De quoi disposiez-vous à COTELUB ?
On a 3 vélos à disposition pour les déplacements professionnels. Là, on a pu s’en servir pour aller et venir au travail pendant une semaine. On sent d’ailleurs que ça répond à une vraie demande en interne. On a reçu aussi une 2e ZOÉ (voiture électrique).

Quels sont les résultats chiffrés de cette semaine de la mobilité?
Nous sommes 9 personnes à avoir participé. Au total, 493 km ont été parcourus autrement qu’en voiture individuelle. Dans les détails, il y a eu 210 km en vélo, 136 km en covoiturage, 50 km en stop, 50 km en bus et 47 km de marche. À ce sujet, il faut relever l’action de Chrystelle et Adeline qui ont marché 10 km un soir pour rentrer chez elles, de la Tour d’Aigues à Cabrières d’Aigues. Quand on y va avec COTELUB, on ne fait les choses à moitié !

Quel est le but de cet événement ?
Profiter de cette semaine pour mobiliser les gens et tester d’autres moyens de se déplacer. Et du coup faire réfléchir à ces thématiques, sans discours moralisateurs ni culpabilisants. Ca doit être avant tout fun et ludique. Si une personne finit par se dire : « aujourd’hui, je viens en covoiturage », on a l’espoir que ça crée un déclic, ou au moins une réflexion sur le déplacement personnel. Il faut donc mettre en pratique ces alternatives pour balayer les idées reçues et désamorcer les freins à ces déplacements.

Quels sont ces freins ?
On fait partie de ces endroits périurbains, ruraux et peu denses où l’on possède peu de solutions alternatives et la dépendance à la voiture reste très marquée. 80% des déplacements se font d’ailleurs encore en voiture. Les transports en commun ne répondent pas à tous les besoins et le covoiturage peut être largement optimisé. Il y a des points d’amélioration.
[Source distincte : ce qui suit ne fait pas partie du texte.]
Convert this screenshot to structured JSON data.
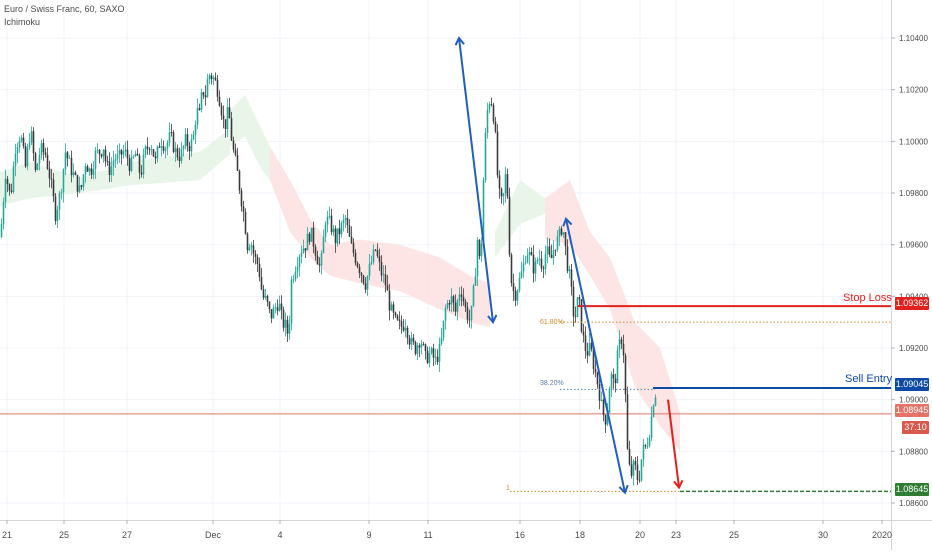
{
  "header": {
    "title": "Euro / Swiss Franc, 60, SAXO",
    "indicator": "Ichimoku"
  },
  "colors": {
    "up": "#26a69a",
    "down": "#3a3a3a",
    "stop": "#e2211c",
    "entry": "#0c4aa6",
    "target": "#2e7d32",
    "current": "#e57368",
    "timer": "#d9594c",
    "fib": "#d4892a",
    "grid": "#f0f3fa",
    "axis_text": "#4a4a4a",
    "cloud_bull": "#e6f3e6",
    "cloud_bear": "#fde1e1",
    "arrow_blue": "#1f5fbf",
    "arrow_red": "#e2211c"
  },
  "trade": {
    "stop_loss_label": "Stop Loss",
    "stop_loss_price": "1.09362",
    "sell_entry_label": "Sell Entry",
    "sell_entry_price": "1.09045",
    "target_price": "1.08645",
    "current_price": "1.08945",
    "countdown": "37:10"
  },
  "fib_labels": [
    "61.80%",
    "38.20%",
    "1"
  ],
  "chart_data": {
    "type": "candlestick",
    "symbol": "Euro / Swiss Franc, 60, SAXO",
    "indicator": "Ichimoku",
    "ylim": [
      1.0855,
      1.1055
    ],
    "y_ticks": [
      "1.10400",
      "1.10200",
      "1.10000",
      "1.09800",
      "1.09600",
      "1.09400",
      "1.09200",
      "1.09000",
      "1.08800",
      "1.08600"
    ],
    "x_ticks": [
      "21",
      "25",
      "27",
      "Dec",
      "4",
      "9",
      "11",
      "16",
      "18",
      "20",
      "23",
      "25",
      "30",
      "2020"
    ],
    "grid": true,
    "levels": {
      "stop_loss": 1.09362,
      "fib_61_8": 1.093,
      "sell_entry": 1.09045,
      "fib_38_2": 1.0904,
      "current": 1.08945,
      "target": 1.08645
    },
    "price_path": [
      [
        0,
        1.0963
      ],
      [
        5,
        1.0988
      ],
      [
        10,
        1.0978
      ],
      [
        15,
        1.0998
      ],
      [
        20,
        1.1003
      ],
      [
        25,
        1.099
      ],
      [
        30,
        1.1005
      ],
      [
        35,
        1.0988
      ],
      [
        40,
        1.0997
      ],
      [
        45,
        1.0995
      ],
      [
        50,
        1.0985
      ],
      [
        55,
        1.0972
      ],
      [
        60,
        1.098
      ],
      [
        65,
        1.0996
      ],
      [
        70,
        1.099
      ],
      [
        75,
        1.0985
      ],
      [
        80,
        1.098
      ],
      [
        85,
        1.0992
      ],
      [
        90,
        1.0988
      ],
      [
        95,
        1.0995
      ],
      [
        100,
        1.0996
      ],
      [
        103,
        1.0998
      ],
      [
        106,
        1.099
      ],
      [
        110,
        1.0989
      ],
      [
        114,
        1.0994
      ],
      [
        118,
        1.0993
      ],
      [
        122,
        1.0996
      ],
      [
        126,
        1.0995
      ],
      [
        130,
        1.099
      ],
      [
        135,
        1.0995
      ],
      [
        140,
        1.0987
      ],
      [
        145,
        1.0996
      ],
      [
        150,
        1.1
      ],
      [
        155,
        1.0992
      ],
      [
        160,
        1.1001
      ],
      [
        165,
        1.0998
      ],
      [
        170,
        1.1002
      ],
      [
        175,
        1.0996
      ],
      [
        180,
        1.0994
      ],
      [
        185,
        1.1
      ],
      [
        190,
        1.0998
      ],
      [
        193,
        1.1002
      ],
      [
        196,
        1.1012
      ],
      [
        199,
        1.101
      ],
      [
        202,
        1.102
      ],
      [
        205,
        1.1018
      ],
      [
        208,
        1.1026
      ],
      [
        212,
        1.1025
      ],
      [
        216,
        1.1022
      ],
      [
        220,
        1.1015
      ],
      [
        224,
        1.1005
      ],
      [
        228,
        1.1012
      ],
      [
        232,
        1.0998
      ],
      [
        236,
        1.099
      ],
      [
        240,
        1.098
      ],
      [
        244,
        1.097
      ],
      [
        247,
        1.096
      ],
      [
        250,
        1.0962
      ],
      [
        254,
        1.0955
      ],
      [
        258,
        1.0952
      ],
      [
        262,
        1.094
      ],
      [
        266,
        1.0938
      ],
      [
        270,
        1.0932
      ],
      [
        274,
        1.0935
      ],
      [
        278,
        1.0938
      ],
      [
        282,
        1.093
      ],
      [
        286,
        1.0928
      ],
      [
        288,
        1.0924
      ],
      [
        291,
        1.0946
      ],
      [
        295,
        1.0952
      ],
      [
        300,
        1.0958
      ],
      [
        305,
        1.096
      ],
      [
        310,
        1.0965
      ],
      [
        315,
        1.0958
      ],
      [
        320,
        1.095
      ],
      [
        325,
        1.097
      ],
      [
        330,
        1.0968
      ],
      [
        335,
        1.0962
      ],
      [
        340,
        1.0966
      ],
      [
        345,
        1.097
      ],
      [
        350,
        1.096
      ],
      [
        355,
        1.0955
      ],
      [
        360,
        1.095
      ],
      [
        365,
        1.0945
      ],
      [
        370,
        1.0952
      ],
      [
        375,
        1.0958
      ],
      [
        380,
        1.095
      ],
      [
        385,
        1.0945
      ],
      [
        390,
        1.0935
      ],
      [
        395,
        1.093
      ],
      [
        400,
        1.0928
      ],
      [
        405,
        1.093
      ],
      [
        410,
        1.0922
      ],
      [
        415,
        1.092
      ],
      [
        420,
        1.0924
      ],
      [
        425,
        1.0916
      ],
      [
        430,
        1.0918
      ],
      [
        435,
        1.0915
      ],
      [
        440,
        1.092
      ],
      [
        445,
        1.0935
      ],
      [
        450,
        1.094
      ],
      [
        455,
        1.0934
      ],
      [
        460,
        1.0944
      ],
      [
        465,
        1.0935
      ],
      [
        470,
        1.093
      ],
      [
        474,
        1.0945
      ],
      [
        477,
        1.0962
      ],
      [
        480,
        1.095
      ],
      [
        483,
        1.0985
      ],
      [
        486,
        1.101
      ],
      [
        490,
        1.1018
      ],
      [
        494,
        1.1008
      ],
      [
        498,
        1.098
      ],
      [
        502,
        1.0975
      ],
      [
        506,
        1.099
      ],
      [
        510,
        1.0948
      ],
      [
        514,
        1.094
      ],
      [
        518,
        1.0945
      ],
      [
        522,
        1.095
      ],
      [
        526,
        1.0958
      ],
      [
        530,
        1.0955
      ],
      [
        534,
        1.095
      ],
      [
        538,
        1.0956
      ],
      [
        542,
        1.0952
      ],
      [
        546,
        1.0958
      ],
      [
        550,
        1.0953
      ],
      [
        554,
        1.096
      ],
      [
        558,
        1.0962
      ],
      [
        562,
        1.0968
      ],
      [
        566,
        1.0955
      ],
      [
        570,
        1.0945
      ],
      [
        574,
        1.093
      ],
      [
        578,
        1.094
      ],
      [
        582,
        1.0925
      ],
      [
        586,
        1.0918
      ],
      [
        590,
        1.092
      ],
      [
        594,
        1.0912
      ],
      [
        598,
        1.0905
      ],
      [
        602,
        1.0895
      ],
      [
        606,
        1.0892
      ],
      [
        610,
        1.091
      ],
      [
        614,
        1.0905
      ],
      [
        618,
        1.092
      ],
      [
        622,
        1.0925
      ],
      [
        624,
        1.0912
      ],
      [
        627,
        1.088
      ],
      [
        630,
        1.087
      ],
      [
        634,
        1.0875
      ],
      [
        638,
        1.0868
      ],
      [
        642,
        1.088
      ],
      [
        646,
        1.0882
      ],
      [
        650,
        1.089
      ],
      [
        653,
        1.09
      ],
      [
        656,
        1.0904
      ]
    ],
    "cloud_segments": [
      {
        "kind": "bull",
        "x": [
          0,
          30,
          80,
          130,
          200,
          230
        ],
        "top": [
          1.0988,
          1.0992,
          1.0986,
          1.0992,
          1.0996,
          1.1005
        ],
        "bottom": [
          1.0975,
          1.0978,
          1.098,
          1.0983,
          1.0985,
          1.0995
        ]
      },
      {
        "kind": "bull",
        "x": [
          230,
          245,
          260,
          270
        ],
        "top": [
          1.1012,
          1.1018,
          1.1006,
          1.0998
        ],
        "bottom": [
          1.0998,
          1.1002,
          1.099,
          1.0985
        ]
      },
      {
        "kind": "bear",
        "x": [
          270,
          290,
          310,
          330,
          360,
          400,
          440,
          470,
          490
        ],
        "top": [
          1.0998,
          1.0985,
          1.097,
          1.096,
          1.0962,
          1.096,
          1.0955,
          1.0948,
          1.0945
        ],
        "bottom": [
          1.0985,
          1.0965,
          1.0955,
          1.0948,
          1.0945,
          1.0942,
          1.0935,
          1.093,
          1.0928
        ]
      },
      {
        "kind": "bull",
        "x": [
          495,
          520,
          545
        ],
        "top": [
          1.0965,
          1.0985,
          1.0978
        ],
        "bottom": [
          1.0955,
          1.0968,
          1.0972
        ]
      },
      {
        "kind": "bear",
        "x": [
          545,
          570,
          590,
          610,
          635,
          660,
          680
        ],
        "top": [
          1.0978,
          1.0985,
          1.0965,
          1.0955,
          1.093,
          1.092,
          1.0895
        ],
        "bottom": [
          1.0962,
          1.096,
          1.0948,
          1.0935,
          1.0905,
          1.089,
          1.088
        ]
      }
    ],
    "arrows": [
      {
        "color": "blue",
        "from": [
          459,
          1.104
        ],
        "to": [
          493,
          1.093
        ],
        "heads": [
          "start",
          "end"
        ]
      },
      {
        "color": "blue",
        "from": [
          566,
          1.097
        ],
        "to": [
          625,
          1.0864
        ],
        "heads": [
          "start",
          "end"
        ]
      },
      {
        "color": "red",
        "from": [
          668,
          1.09
        ],
        "to": [
          679,
          1.0866
        ],
        "heads": [
          "end"
        ]
      }
    ]
  }
}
Que faut il améliorer selon vous ?
La pratique du covoiturage est faible par exemple, car il n’y a pas vraiment d’aires identifiables. Le potentiel existe pourtant vu le nombre de gens qui se déplacent en voiture. Aussi, le vélo électrique permet aujourd’hui d’aller deux fois plus loin sans effort supplémentaire par rapport au vélo classique. Ca se prête bien à notre territoire vaste, où les distances sont longues, par rapport à la ville. Pour améliorer les choses il faudrait aussi mobiliser au delà du territoire, via une meilleure communication. L’idéal serait que les salariés et les entreprises du territoire voient l’intérêt à s’approprier eux-mêmes ces problématiques. Nous à COTELUB, on peut accompagner ces entreprises sur la mise en place de dispositifs par exemple.

Les mentalités doivent encore évoluer ?
Il faut qu’une réflexion personnelle s’opère : comment j’organise ma journée sans ma voiture, comment je fais pour aller chercher mes enfants, faire mes courses etc. Il ne s’agit pas de révolutionner son quotidien, mais essayer à notre échelle de changer les choses. On peut de temps en temps se déplacer autrement et apporter sa pierre à l’édifice.